Mental disorders have been categorized in various ways since the beginning of psychiatry, clinical psychology and psychoanalysis. For example, psychiatrists distinguish between neurotic and psychotic disorders. This categorization filters disorders on the basis of their severity.
Recently I have explored another way of categorizing mental disturbances, which divides people into two broad personality types: intropaths and extropaths. By intropaths, I mean disorders in which an individual’s emotional disturbance is primarily internalized—that is, the disturbance is taken out on the self. By extropaths, I mean disorders in which an individual’s emotional disturbance is primarily externalized—that is, it is taken out on others.
Intropaths are people who have internalized disorders that end up doing harm to themselves. A clear example of an internalized disorder would be the self-defeating personality. Self-defeating personalities are those who, due to sexual, physical or emotional abuse during childhood, are drawn to situations in which they unconsciously provoke abuse to themselves as adults.
Extropaths are people who have externalized disorders that do harm to others. A clear example of this is the sadistic personality disorder. Sadistic personalities are those who, due to an overly permissive childhood or a childhood that engenders a bullying behavior, are drawn to situations in which they unconsciously take out anger on others in adulthood.
Externalized disorders might include narcissistic personality disorder, paranoid personality disorder, antisocial personality disorder, sociopathic personality disorder, passive-aggressive personality disorder and cyclothymic personality disorder, to name a few. In all these disorder individuals find reasons to act in a way that is harmful to others. The narcissistic personality uses and punishes people when they are not of use. (Think of the queen in the fairy tale, “Snow White.). Using and punishing people is a way the narcissist handles anxiety about his or her inferiority.
Paranoid personalities handle anxiety by being aggressive toward those perceived as enemies; antisocial personalities harbor a rage against all people, whom they think are deceitful; Sociopathic personalities are crueler than antisocial personalities; passive aggressive personalities handle their fears by being sneaky aggressors; and cyclothymic personalities can express anger to others during their highs while remaining unconscious of their aggression.
Externalized disorders thus provide a way of maintaining a sense of well-being. By dumping their disturbance on others, these individuals find proof of their superiority over others and at the same time manage to relieve themselves of their anger. On the other hand, they build up a lot of unconscious guilt that causes emotional wear and tear.
Internalized disorders might include dependent personality disorder, dysthymic disorder (neurotic depression), avoidant personality disorder, hypochondriac disorder, generalized anxiety disorder and post-traumatic stress disorder, to name a few. Dependent personalities need approval and when they don’t get it they suffer; dysthymic people suffer from depression that is fueled by regrets; avoidant personalities have learned to deal with upsets by avoiding people, which leads to isolation and loss of self-esteem; hypochondriac people transfer their anxiety into physical symptoms; people who suffer from generalized anxiety internalize their anxiety and also develop various physical symptoms; and people with PTSD develop depression associated with a recent traumatic experience.

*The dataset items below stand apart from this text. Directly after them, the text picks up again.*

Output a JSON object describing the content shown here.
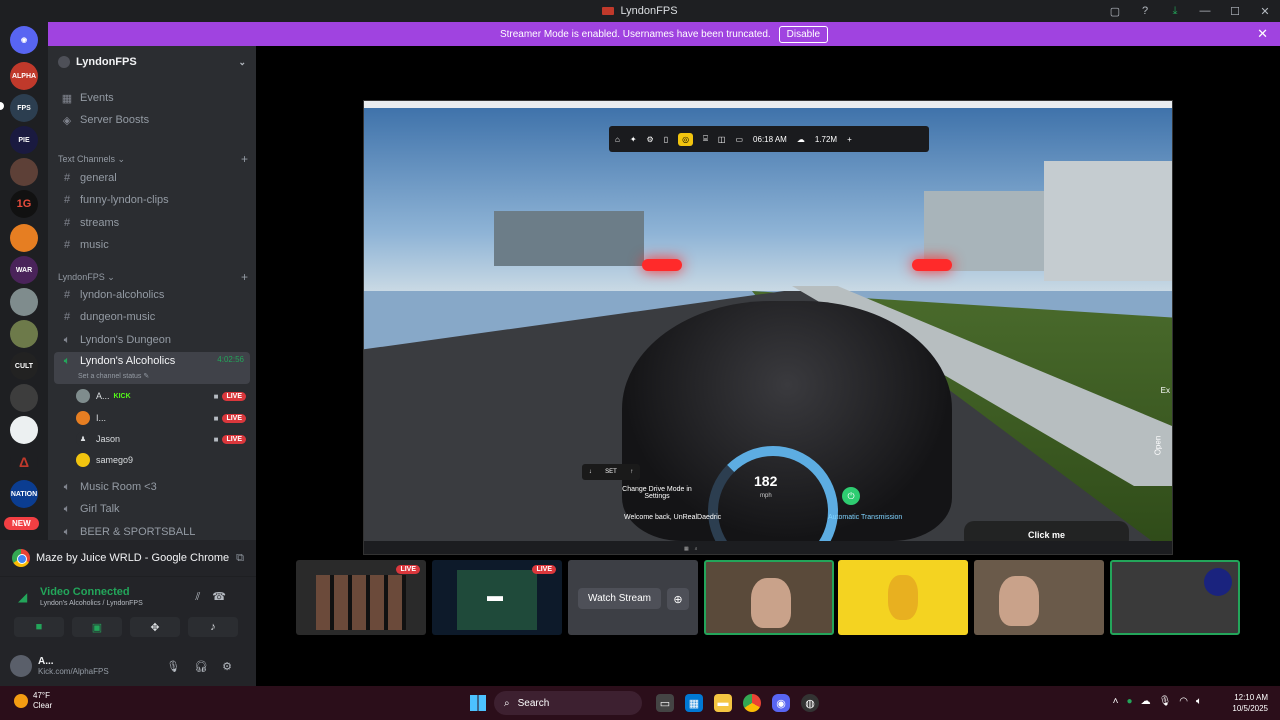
{
  "window": {
    "title": "LyndonFPS",
    "controls": [
      "▢",
      "?",
      "⤓",
      "—",
      "☐",
      "✕"
    ]
  },
  "banner": {
    "message": "Streamer Mode is enabled. Usernames have been truncated.",
    "button": "Disable",
    "close": "✕"
  },
  "guilds": {
    "new_badge": "NEW",
    "labels": [
      "ALPHA",
      "FPS",
      "PIE",
      "",
      "1G",
      "",
      "WAR",
      "",
      "",
      "CULT",
      "",
      "",
      "Δ",
      "NATION"
    ]
  },
  "server": {
    "name": "LyndonFPS",
    "chevron": "⌄"
  },
  "nav": {
    "events": "Events",
    "boosts": "Server Boosts"
  },
  "categories": {
    "text": "Text Channels ⌄",
    "lyndon": "LyndonFPS ⌄",
    "plus": "+"
  },
  "text_channels": [
    "general",
    "funny-lyndon-clips",
    "streams",
    "music"
  ],
  "lyndon_channels": [
    "lyndon-alcoholics",
    "dungeon-music"
  ],
  "voice_channels": {
    "dungeon": "Lyndon's Dungeon",
    "active": "Lyndon's Alcoholics",
    "active_timer": "4:02:56",
    "status": "Set a channel status ✎",
    "music_room": "Music Room <3",
    "girl_talk": "Girl Talk",
    "beer": "BEER & SPORTSBALL"
  },
  "voice_users": [
    {
      "name": "A...",
      "tag": "KICK",
      "live": "LIVE"
    },
    {
      "name": "I...",
      "tag": "",
      "live": "LIVE"
    },
    {
      "name": "Jason",
      "tag": "",
      "live": "LIVE"
    },
    {
      "name": "samego9",
      "tag": "",
      "live": ""
    }
  ],
  "activity": {
    "title": "Maze by Juice WRLD - Google Chrome"
  },
  "voice_panel": {
    "status": "Video Connected",
    "location": "Lyndon's Alcoholics / LyndonFPS"
  },
  "user": {
    "name": "A...",
    "status": "Kick.com/AlphaFPS"
  },
  "game": {
    "time": "06:18 AM",
    "money": "1.72M",
    "speed": "182",
    "unit": "mph",
    "drive_mode": "Change Drive Mode in Settings",
    "welcome": "Welcome back, UnRealDaedric",
    "transmission": "Automatic Transmission",
    "click_me": "Click me",
    "set_label": "SET",
    "side_open": "Open",
    "side_ex": "Ex"
  },
  "thumbs": {
    "live": "LIVE",
    "watch": "Watch Stream",
    "watch_plus": "⊕"
  },
  "taskbar": {
    "temp": "47°F",
    "condition": "Clear",
    "search": "Search",
    "time": "12:10 AM",
    "date": "10/5/2025"
  },
  "colors": {
    "accent": "#a043e0",
    "live": "#da373c",
    "online": "#23a55a"
  }
}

Internalized disorders thus cause more suffering than externalized disorders. A person with a dependent personality might be attracted to a narcissistic personality and will become the latter’s victim. Because they internalize their disturbance, they are more prone to feelings of dejection and other feelings associated with lower self-esteem, because they are more likely to perceive themselves as victims.
Intropaths are most likely to seek therapy, for the same reason: they more often experience themselves negatively, based on how often the feel victimized. Extropaths are least likely to pursue therapy, because they more often perceive themselves positively; by acting out their disturbance on others, they can maintain the illusion that they are fine and don’t need therapy. Intropaths victimize themselves. Extropaths victimize others.
This division of disorders into internalized and externalized disorders brings to mind another theory by Rotter, which divided individuals into internals (who believe they are in charge of their destiny) and externals (who believe their fate depends on external forces, such as God, the devil, the stars or luck). Rotter believed that internals were healthier, because they feel they have the ability to control their own destiny.
Similarly, intropaths, because they are open to knowing themselves and exploring their psychodynamics in therapy, are more able to change. Extropaths, because they are not open to truly knowing themselves, are less likely to change.